In determining whether a good company is also a good investment, Global Alpha considers stock valuations in the context of an investment theme rather than a purely bottom-up thesis. Portfolios are constructed according to asymmetric, uncorrelated economic and global market themes rather than a stock’s relative valuation within its industry sector.

A Big Universe of Small Cap Companies

Our investment universe includes all companies with market capitalizations ranging from approximately US$150 million to US$5 billion. In the search for companies with unrecognized growth potential, we utilize various screening methodologies across global databases to identify those companies that offer strong financial productivity, a historical pattern of earnings growth and management teams with a significant ownership stake.

Knowing What to Buy

Each company is subjected to a thorough assessment of its business model.
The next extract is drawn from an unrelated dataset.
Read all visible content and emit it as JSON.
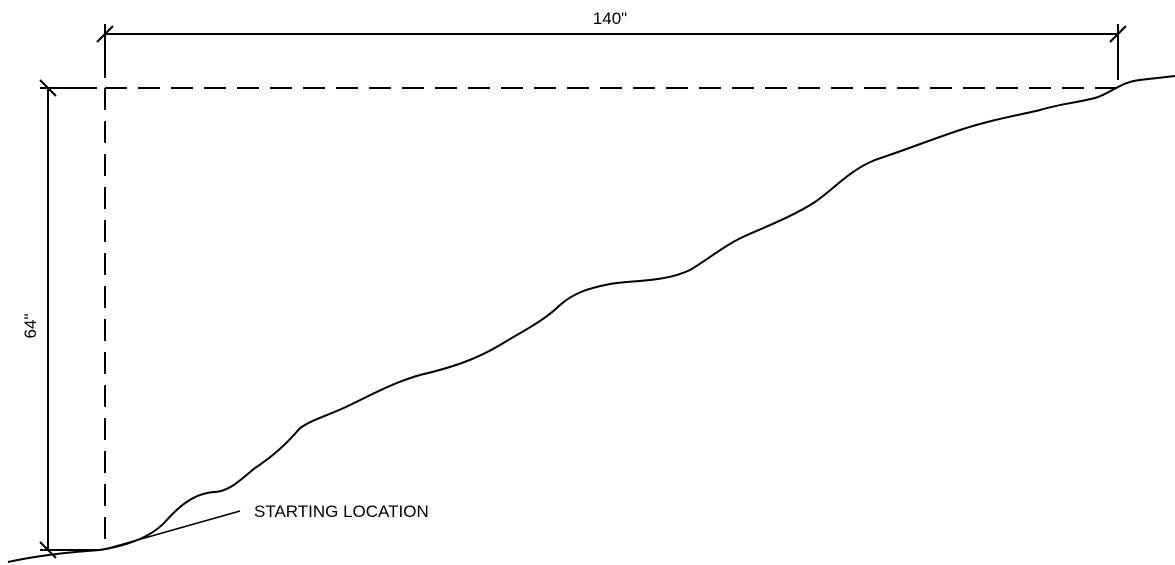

Screening on measures such as profitability, revenue growth and balance sheet strength help narrow the universe. Through fundamental analysis, management interviews and on-site visits, companies with features such as dominant market share, sustainable competitive advantage and clearly defined growth strategies are identified. A discounted cash flow analysis is conducted to determine implied margins, capital intensity and growth rates. Finally, an asset-based valuation analysis is conducted.

Knowing When to Buy

In determining whether a good company is also a good investment opportunity, we identify stocks trading at a significant discount to intrinsic value along with the catalysts expected to drive realization of their true value. From our best investment ideas, portfolios of 50-70 stocks are constructed.

Knowing When to Sell

Critical to realizing and protecting accumulated gains is to know when a security should be sold. We maintain the purity of our small cap portfolios by adhering to a strong sell discipline. Positions may be sold if: a company’s market capitalization exceeds the upper limit of the MSCI World Small Cap Index; there is a change in strategy, a loss of competitive advantage or an excessive valuation; or a better investment opportunity is identified.

Risk Management

By their nature, smaller companies tend to have higher levels of stock-specific risk. We manage this risk in three key ways: 1) rigorous research and due diligence when adding a stock to a portfolio, 2) blending stocks according to uncorrelated, asymmetric investment themes, and 3) inclusion of secular or cyclical companies identified through bottom-up analysis as having unrecognized growth and/or that add diversification to a portfolio.